Gallimard publie deux oeuvres inédites de l'immense Jack Kerouac.

kerouac-hippo.jpgAuteur majeur de la littérature américaine du 20è siècle, Jack Kerouac est l'un des pilliers de la Beat Generation - c'est même lui qui donna ce nom au mouvement -, un courant littéraire, culturel et artistique dont les locomotives étaient William Burroughs, Allen Ginsberg, John Clellon Holmes ou Michael McClure. Dépositaire d'un style unique reposant sur un mode narratif rythmé, Kerouac a influencé quantité d'artistes américains de la chanson comme Bob Dylan, Tom Waits, Jim Morrison, Bruce Springsteen et même français comme Bernard Lavilliers et Francis Cabrel ou du cinéma à l'image de Marlon Brando, James Dean, Dennis Hopper ou Sean Penn. Avec des romans comme On the Road (1957), The Dharma Bums (1958), Lonesone Traveler (1960) ou The Big Sur (1962), Kerouac a donné naissance à une littérature axée sur le voyage, le périple, la quète et l'errance en tant que recherche de soi ou de ses racines. Ce type de littérature donnera lui-même naissance à un genre cinématographique très en vogue à la fin des années soixante et dans les années septante : le road-movie. L'oeuvre de Jack Kerouac reflète parfaitement l'Amérique de la fin des fifties, une époque rapide pleine de changements dans laquelle la jeunesse aspire à se libérer des conventions et à trouver un sens à son existence quitte à trouver ce sens dans les plaisirs artificiels que sont la drogue et l'alcool. Mort précocement, en 1969, à l'âge de 47 ans des suites de ses nombreux abus d'alcool, Kerouac a laissé une quantité impressionnante de manuscrits, de récits ou de poèmes non-publiés. Ainsi, plusieurs oeuvres ont été diffusées post-mortem comme le sublime Old Angel Midnight (2001) ou les très pauvre Wake up, a life of the Buddha (2008). Gallimard vient d'éditer deux inédits de Jack Kerouac qui semblent être de très grand crus :

- Beat Generation, une pièce de théâtre écrite en 1957 qui évoque un rassemblement de hobos et d'ouvriers qui, autour de bouteilles, partent en quète d'amitié; une oeuvre teintée de mysticisme et d'espoir. Le manuscrit de l'oeuvre avait éte perdu à la mort de Kerouac pour être retrouvé, en 2005, par on ne sait quel hasard dans un entrepôt du New Jersey;

- And the hippos were boiled in their tanks, un roman co-écrit, en 1944, avec William Burroughs que l'on annonce comme du très haut niveau. Cet ouvrage s'inspire d'un fait réel qui marqua la jeunesse de Kerouac, un crime perpétré par un ami qu'il avait décidé de couvrir. Burroughs était aussi impliqué dans cette histoire et les deux hommes furent arrêtés et emprisonnés pour une brève peine. C'est de cette expérience que Kerouac et Burroughs sont partis pour construire l'intrigue de Et les hippopotames ont bouilli vifs dans leurs piscines dans lequel le New York des années '40 sert de décor à une histoire policière sur fond de drogue, de violence et de relations homosexuelles.

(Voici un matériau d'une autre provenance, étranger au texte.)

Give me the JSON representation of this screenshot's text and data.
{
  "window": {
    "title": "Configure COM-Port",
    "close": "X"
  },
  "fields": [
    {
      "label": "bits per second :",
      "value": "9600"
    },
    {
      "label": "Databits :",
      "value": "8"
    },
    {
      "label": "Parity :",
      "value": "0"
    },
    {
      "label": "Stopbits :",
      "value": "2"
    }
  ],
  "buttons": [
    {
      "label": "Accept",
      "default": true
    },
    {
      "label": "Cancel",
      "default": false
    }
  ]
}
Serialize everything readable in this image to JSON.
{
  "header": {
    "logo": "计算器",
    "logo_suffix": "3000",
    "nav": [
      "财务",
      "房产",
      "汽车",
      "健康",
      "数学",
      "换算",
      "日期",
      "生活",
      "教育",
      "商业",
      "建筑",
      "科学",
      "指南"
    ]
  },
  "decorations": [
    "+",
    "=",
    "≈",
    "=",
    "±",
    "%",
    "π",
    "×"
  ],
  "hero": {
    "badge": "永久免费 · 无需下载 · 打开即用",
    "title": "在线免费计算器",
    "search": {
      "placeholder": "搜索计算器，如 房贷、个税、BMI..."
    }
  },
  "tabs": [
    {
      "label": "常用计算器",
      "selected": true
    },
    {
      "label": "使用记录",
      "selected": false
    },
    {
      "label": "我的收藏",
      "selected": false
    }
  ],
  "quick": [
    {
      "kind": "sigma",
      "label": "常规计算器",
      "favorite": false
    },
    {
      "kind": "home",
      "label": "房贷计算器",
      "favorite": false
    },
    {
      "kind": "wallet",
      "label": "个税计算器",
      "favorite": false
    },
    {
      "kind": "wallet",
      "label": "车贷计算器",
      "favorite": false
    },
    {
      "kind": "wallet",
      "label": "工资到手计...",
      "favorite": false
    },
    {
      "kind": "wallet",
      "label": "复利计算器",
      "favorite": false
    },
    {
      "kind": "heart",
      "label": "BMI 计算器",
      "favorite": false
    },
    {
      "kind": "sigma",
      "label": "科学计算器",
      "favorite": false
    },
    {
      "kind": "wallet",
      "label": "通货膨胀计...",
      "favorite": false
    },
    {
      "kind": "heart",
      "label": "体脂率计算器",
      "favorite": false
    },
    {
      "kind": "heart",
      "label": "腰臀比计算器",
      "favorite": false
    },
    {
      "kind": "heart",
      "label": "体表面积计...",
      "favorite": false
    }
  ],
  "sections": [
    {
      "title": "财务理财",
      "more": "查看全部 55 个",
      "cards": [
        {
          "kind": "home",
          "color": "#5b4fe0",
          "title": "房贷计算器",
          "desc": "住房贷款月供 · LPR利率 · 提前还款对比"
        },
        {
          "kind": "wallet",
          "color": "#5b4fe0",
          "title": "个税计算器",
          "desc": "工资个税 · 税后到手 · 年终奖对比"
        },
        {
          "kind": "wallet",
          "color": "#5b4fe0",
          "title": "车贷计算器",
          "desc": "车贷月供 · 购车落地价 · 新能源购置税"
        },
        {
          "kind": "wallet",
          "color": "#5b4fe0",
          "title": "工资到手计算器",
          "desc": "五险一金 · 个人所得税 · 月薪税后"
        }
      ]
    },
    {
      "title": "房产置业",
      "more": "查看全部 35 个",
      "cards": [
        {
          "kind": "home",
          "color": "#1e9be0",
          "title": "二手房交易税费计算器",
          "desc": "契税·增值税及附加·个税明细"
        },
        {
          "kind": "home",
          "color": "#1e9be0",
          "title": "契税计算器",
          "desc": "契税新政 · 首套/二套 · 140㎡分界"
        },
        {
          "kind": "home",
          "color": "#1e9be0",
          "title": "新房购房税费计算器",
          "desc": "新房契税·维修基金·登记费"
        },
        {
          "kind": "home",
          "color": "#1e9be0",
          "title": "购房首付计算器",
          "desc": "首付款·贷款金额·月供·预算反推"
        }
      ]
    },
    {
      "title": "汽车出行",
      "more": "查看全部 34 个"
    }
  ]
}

Il reste, à ce jour, encore quelques inédits de Kerouac à découvrir, nul doute que les éditeurs ne manqueront de les sortir en temps opportuns. Parmi ceux-ci, les amateurs du King of the Beats attendront avec impatience La nuit est ma femme, écrit en 1951 en français québecois, et Sur le chemin, écrit en 1952 également en français québecois qui est en fait l'esquisse de On the Road (1957).

Avec sa vision de l'amour charnel comme porte du Paradis, son cri permanent contre l'inutilité des conflits armés, son amour des grands espaces, des transhumances et sa très grande tolérance vis à vis des drogues, Jack Kerouac est à voir comme un précurseur de la fabuleuse décennie 1965-1975 qui a ébranlé l'Amérique dans ses valeurs, ses certitudes et ses fondements. Mais avec son style littéraire exceptionnel, Kerouac doit surtout être considéré comme l'un des plus grands auteurs du 20è siècle qui, par sa plume, a influénce les grands mouvements d'opposition à la Guerre du Vietnam, le mouvement hippie mais aussi, en Europe, le printemps de révolte de Mai 68...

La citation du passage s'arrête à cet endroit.